Decepcionado por el desdén hacia el árbol testigo de vida, me sumerjo bajo su copa en las páginas internáuticas de «La Vanguardia», donde me espera otra decepción, nada menos que la noticia del declive de la tramontana: según un estudio científico, sus resoplidos han menguado en los últimos lustros y no hay visos de recuperación, y me pregunto qué va a ser de nosotros sin nuestro viento fetiche si se confirman los augurios. ¿Volverá la lujuriosa erección de nuestros árboles, secularmente tumbados al sur, si la tramontana se nos va?
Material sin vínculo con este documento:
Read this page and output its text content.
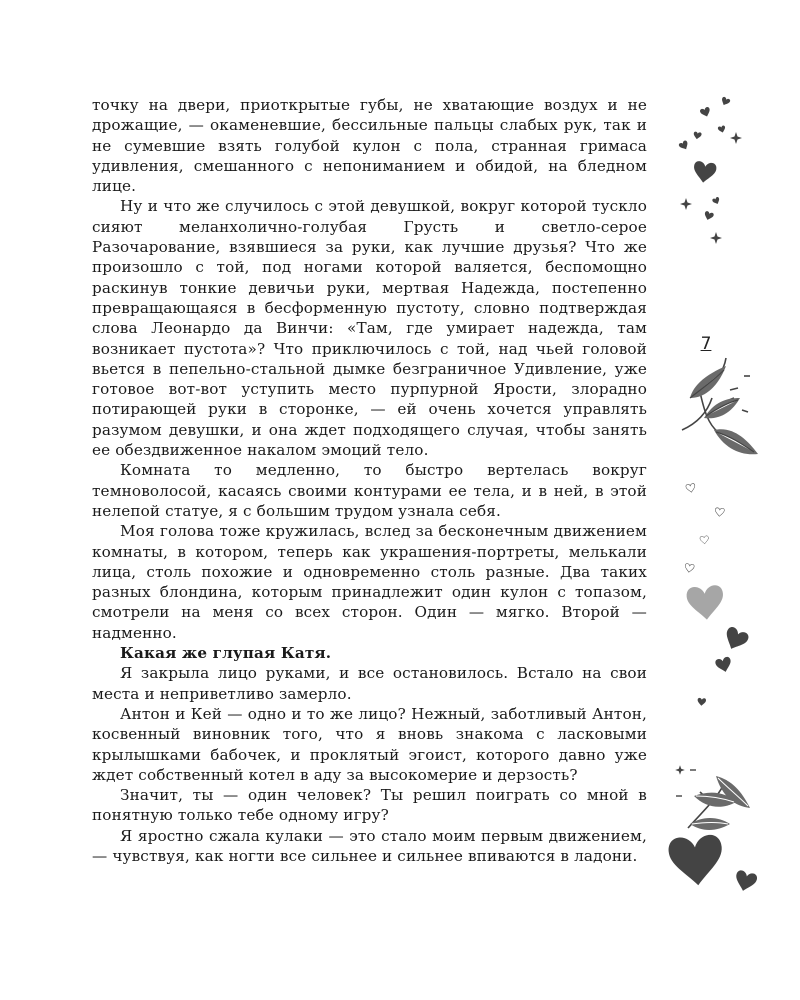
точку на двери, приоткрытые губы, не хватающие воздух и не дрожащие, — окаменевшие, бессильные пальцы слабых рук, так и не сумевшие взять голубой кулон с пола, странная гримаса удивления, смешанного с непониманием и обидой, на бледном лице.

Ну и что же случилось с этой девушкой, вокруг которой тускло сияют меланхолично-голубая Грусть и светло-серое Разочарование, взявшиеся за руки, как лучшие друзья? Что же произошло с той, под ногами которой валяется, беспомощно раскинув тонкие девичьи руки, мертвая Надежда, постепенно превращающаяся в бесформенную пустоту, словно подтверждая слова Леонардо да Винчи: «Там, где умирает надежда, там возникает пустота»? Что приключилось с той, над чьей головой вьется в пепельно-стальной дымке безграничное Удивление, уже готовое вот-вот уступить место пурпурной Ярости, злорадно потирающей руки в сторонке, — ей очень хочется управлять разумом девушки, и она ждет подходящего случая, чтобы занять ее обездвиженное накалом эмоций тело.

Комната то медленно, то быстро вертелась вокруг темноволосой, касаясь своими контурами ее тела, и в ней, в этой нелепой статуе, я с большим трудом узнала себя.

Моя голова тоже кружилась, вслед за бесконечным движением комнаты, в котором, теперь как украшения-портреты, мелькали лица, столь похожие и одновременно столь разные. Два таких разных блондина, которым принадлежит один кулон с топазом, смотрели на меня со всех сторон. Один — мягко. Второй — надменно.

Какая же глупая Катя.

Я закрыла лицо руками, и все остановилось. Встало на свои места и неприветливо замерло.

Антон и Кей — одно и то же лицо? Нежный, заботливый Антон, косвенный виновник того, что я вновь знакома с ласковыми крылышками бабочек, и проклятый эгоист, которого давно уже ждет собственный котел в аду за высокомерие и дерзость?

Значит, ты — один человек? Ты решил поиграть со мной в понятную только тебе одному игру?

Я яростно сжала кулаки — это стало моим первым движением, — чувствуя, как ногти все сильнее и сильнее впиваются в ладони.

7
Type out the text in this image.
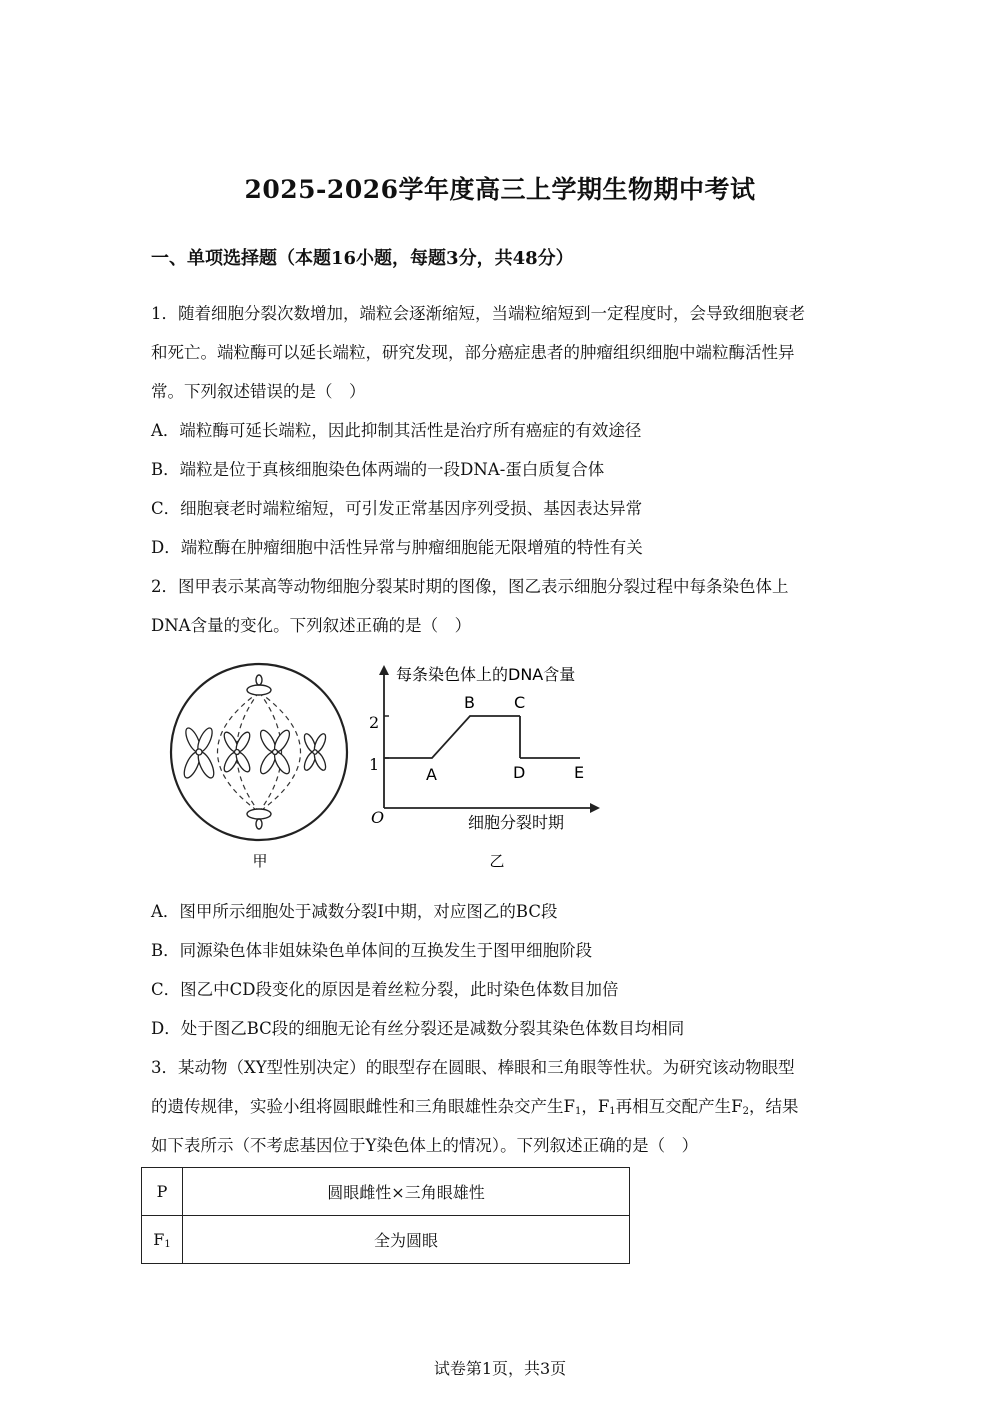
2025-2026学年度高三上学期生物期中考试
一、单项选择题（本题16小题，每题3分，共48分）
1．随着细胞分裂次数增加，端粒会逐渐缩短，当端粒缩短到一定程度时，会导致细胞衰老
和死亡。端粒酶可以延长端粒，研究发现，部分癌症患者的肿瘤组织细胞中端粒酶活性异
常。下列叙述错误的是（　）
A．端粒酶可延长端粒，因此抑制其活性是治疗所有癌症的有效途径
B．端粒是位于真核细胞染色体两端的一段DNA-蛋白质复合体
C．细胞衰老时端粒缩短，可引发正常基因序列受损、基因表达异常
D．端粒酶在肿瘤细胞中活性异常与肿瘤细胞能无限增殖的特性有关
2．图甲表示某高等动物细胞分裂某时期的图像，图乙表示细胞分裂过程中每条染色体上
DNA含量的变化。下列叙述正确的是（　）
甲
每条染色体上的DNA含量
细胞分裂时期
O
1
2
A
B C
D	E
乙
A．图甲所示细胞处于减数分裂Ⅰ中期，对应图乙的BC段
B．同源染色体非姐妹染色单体间的互换发生于图甲细胞阶段
C．图乙中CD段变化的原因是着丝粒分裂，此时染色体数目加倍
D．处于图乙BC段的细胞无论有丝分裂还是减数分裂其染色体数目均相同
3．某动物（XY型性别决定）的眼型存在圆眼、棒眼和三角眼等性状。为研究该动物眼型
的遗传规律，实验小组将圆眼雌性和三角眼雄性杂交产生$F_1$，$F_1$再相互交配产生$F_2$，结果
如下表所示（不考虑基因位于Y染色体上的情况）。下列叙述正确的是（　）
P	圆眼雌性×三角眼雄性
$F_1$	全为圆眼
试卷第1页，共3页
Mientras tanto, Rubiales. El último jefe del fútbol español sigue copando portadas y programas de televisión. Nunca un beso (un pico le llaman ahora) resultó tan tóxico. Y lo es, por cuanto tiene de falta de respeto a la mujer, de abuso de autoridad, de ese machismo que no cesa, de la chabacanería del «marcar paquete», pero resulta cargante el tufillo inquisitorial, el sobreactuado rasgamiento de vestiduras de gentes (las del fútbol) que suelen tener la sensibilidad de un mejillón para estos asuntos (de hecho, pocas horas antes del desgarro vestimentario muchos asambleístas, seleccionadores incluidos, aplaudían con las orejas al líder en caída libre). Seguimos siendo un pueblo amante del melodrama destripador. En fin, por si las moscas, este comentario se autodestruirá en cinco segundos…
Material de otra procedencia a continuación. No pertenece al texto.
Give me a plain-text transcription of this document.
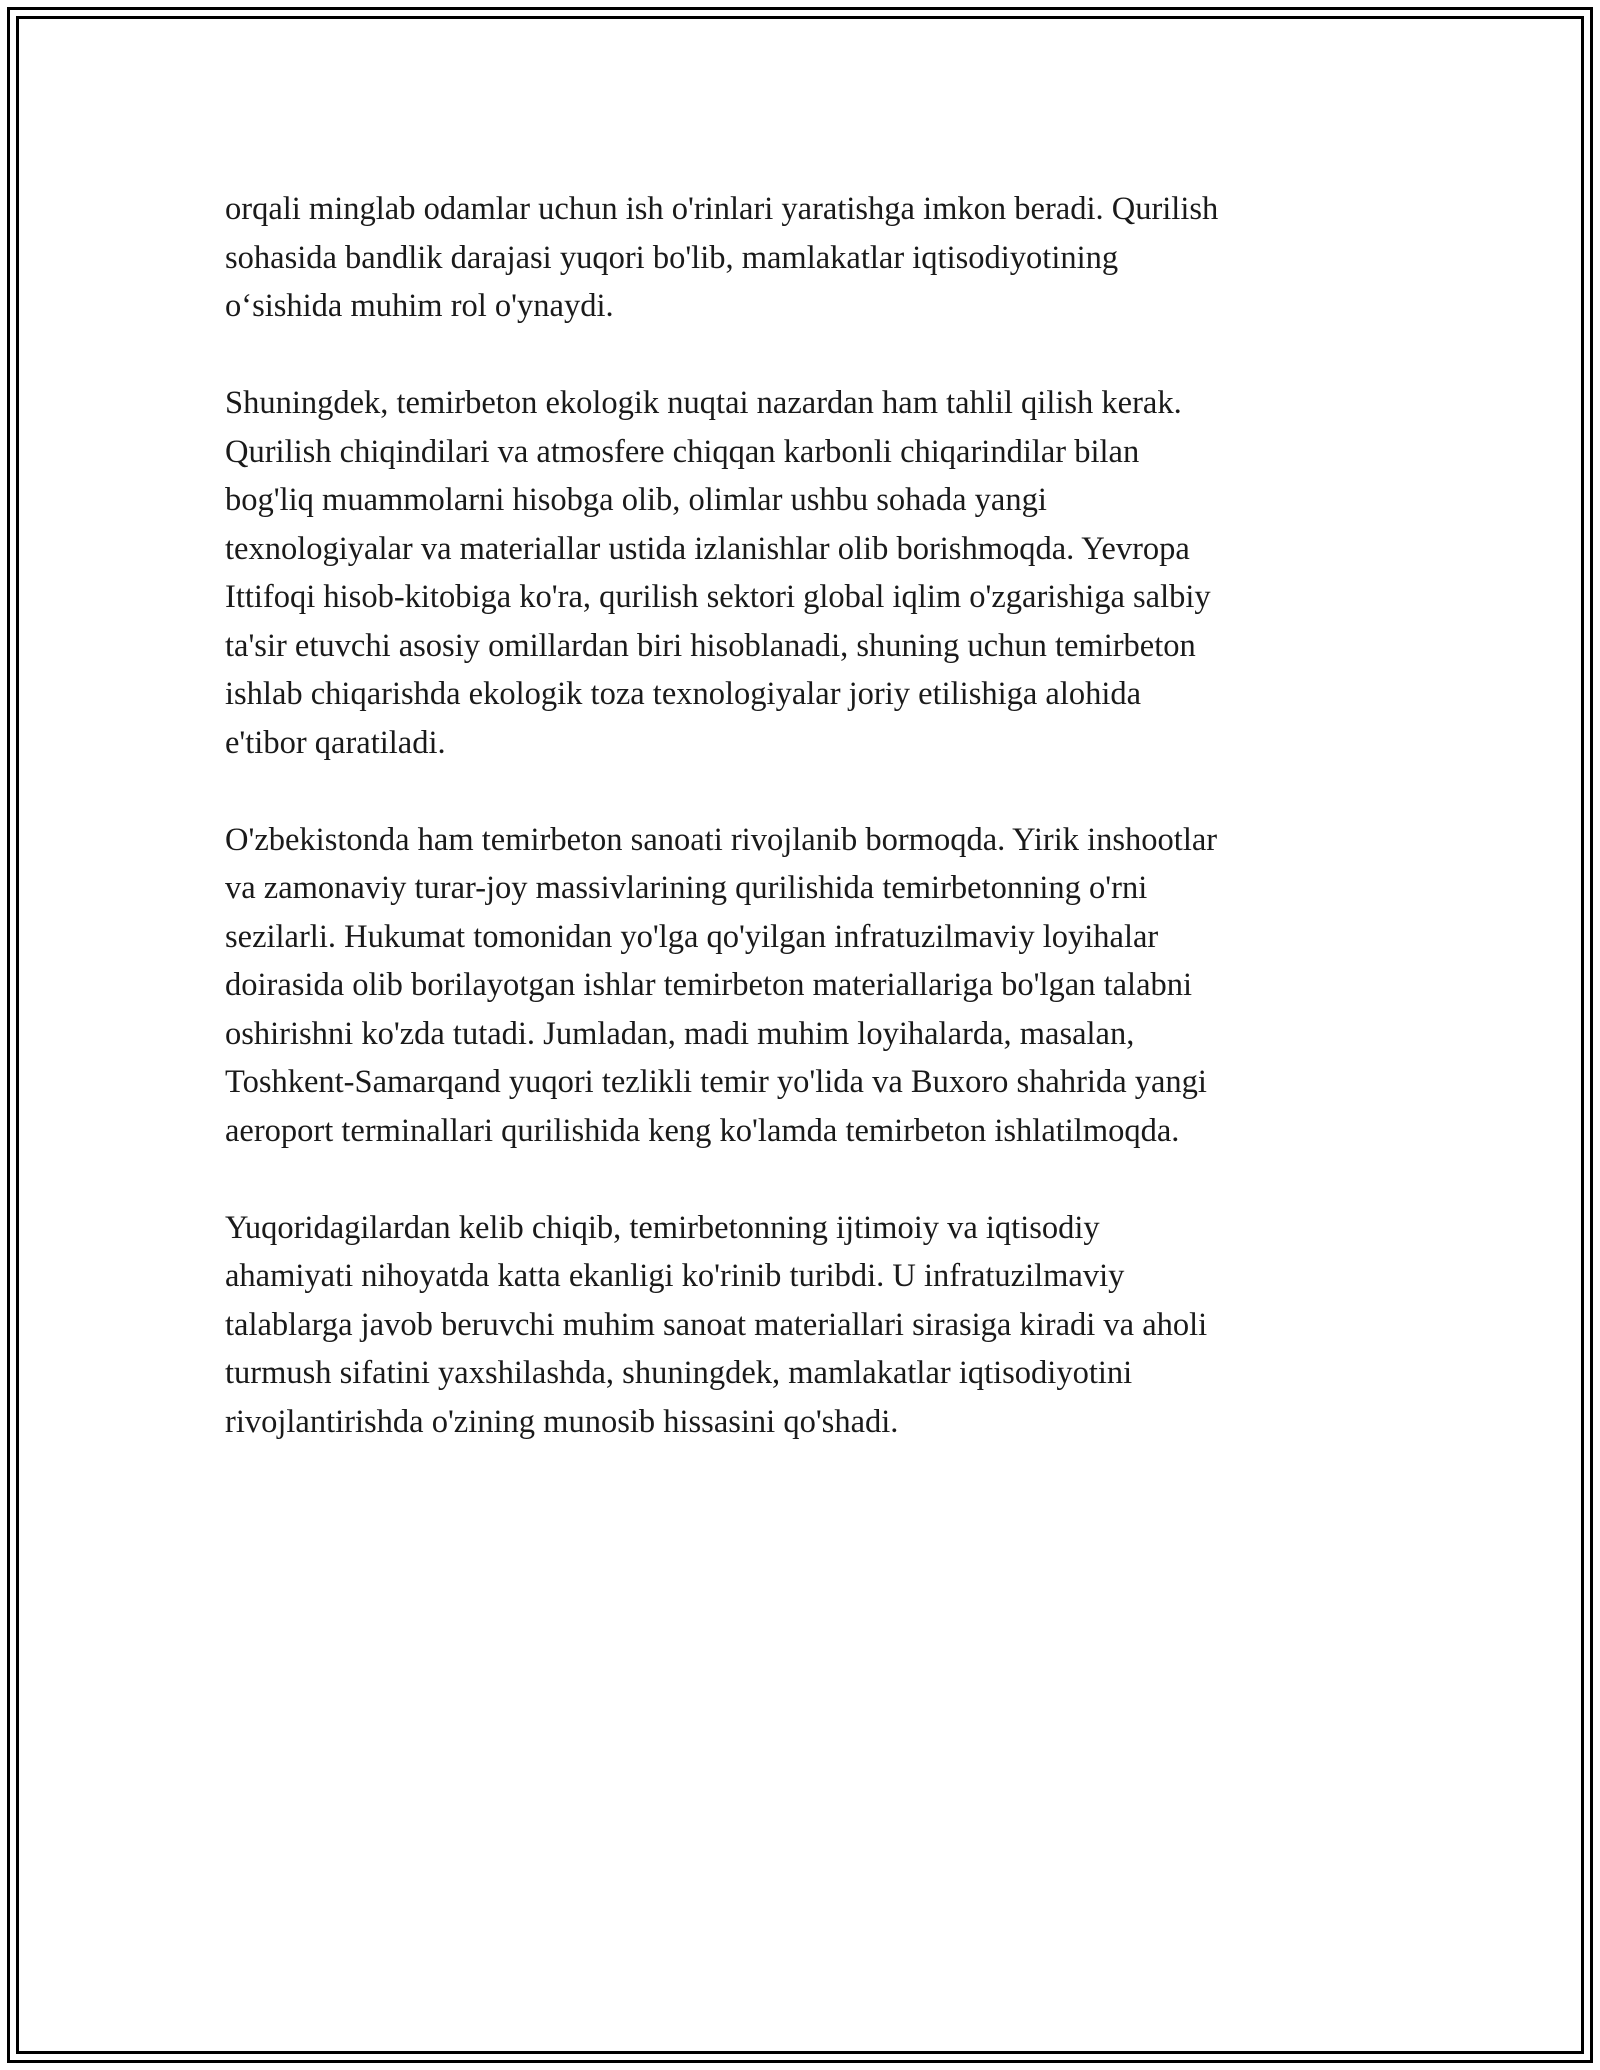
orqali minglab odamlar uchun ish o'rinlari yaratishga imkon beradi. Qurilish
sohasida bandlik darajasi yuqori bo'lib, mamlakatlar iqtisodiyotining
o‘sishida muhim rol o'ynaydi.

Shuningdek, temirbeton ekologik nuqtai nazardan ham tahlil qilish kerak.
Qurilish chiqindilari va atmosfere chiqqan karbonli chiqarindilar bilan
bog'liq muammolarni hisobga olib, olimlar ushbu sohada yangi
texnologiyalar va materiallar ustida izlanishlar olib borishmoqda. Yevropa
Ittifoqi hisob-kitobiga ko'ra, qurilish sektori global iqlim o'zgarishiga salbiy
ta'sir etuvchi asosiy omillardan biri hisoblanadi, shuning uchun temirbeton
ishlab chiqarishda ekologik toza texnologiyalar joriy etilishiga alohida
e'tibor qaratiladi.

O'zbekistonda ham temirbeton sanoati rivojlanib bormoqda. Yirik inshootlar
va zamonaviy turar-joy massivlarining qurilishida temirbetonning o'rni
sezilarli. Hukumat tomonidan yo'lga qo'yilgan infratuzilmaviy loyihalar
doirasida olib borilayotgan ishlar temirbeton materiallariga bo'lgan talabni
oshirishni ko'zda tutadi. Jumladan, madi muhim loyihalarda, masalan,
Toshkent-Samarqand yuqori tezlikli temir yo'lida va Buxoro shahrida yangi
aeroport terminallari qurilishida keng ko'lamda temirbeton ishlatilmoqda.

Yuqoridagilardan kelib chiqib, temirbetonning ijtimoiy va iqtisodiy
ahamiyati nihoyatda katta ekanligi ko'rinib turibdi. U infratuzilmaviy
talablarga javob beruvchi muhim sanoat materiallari sirasiga kiradi va aholi
turmush sifatini yaxshilashda, shuningdek, mamlakatlar iqtisodiyotini
rivojlantirishda o'zining munosib hissasini qo'shadi.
Le comento al hierático árbol que llevo tres semanas sin acudir a mi cita con el mar. Factores disuasorios: la falta de aparcamientos, el calor tórrido, las medusas, los rallys de coches de alta gama en la carretera, ese creciente número de accidentes que vuelve a poner de actualidad el insepulto asunto de la carretera… Una suma de circunstancias que me mantiene alejado de mis lugares habituales de exhibición de crowl, pero no de los fosquets del puerto, con el yating en su apogeo, en el que los indígenas contemplamos con resignación desigualitaria el constante trajín de afortunados pasajeros que desembarcan, glamurosos, para ir a llenar las terrazas de los restaurantes y bares de copas.
Se nota ya cierto declive en las mesas para alivio de las langostas supervivientes de la masacre estival. Y queda tiempo para la melancolía de lo que un día fue el puerto, una delicia de vida sencilla y marinera y lo que es ahora, una mina para los concesionarios de amarres y los restauradores, que siguen sin ponerse de acuerdo en el controvertido asunto de la peatonalización del puerto. Unos la denuestan y otros la bendicen mientras forcejean para recolocar las jardineras que los avispados conductores de coches de alta gama retiran para poder aparcar a las puertas del restaurante.
Pero el tiempo avanza, implacable, y ha pasado ya la borrasca anunciadora de los idus otoñales con sus ecos electorales como música de fondo. ¡Mi reino por una legislatura tranquila y sabiamente reformista! ¿Veremos algún día semejante prodigio?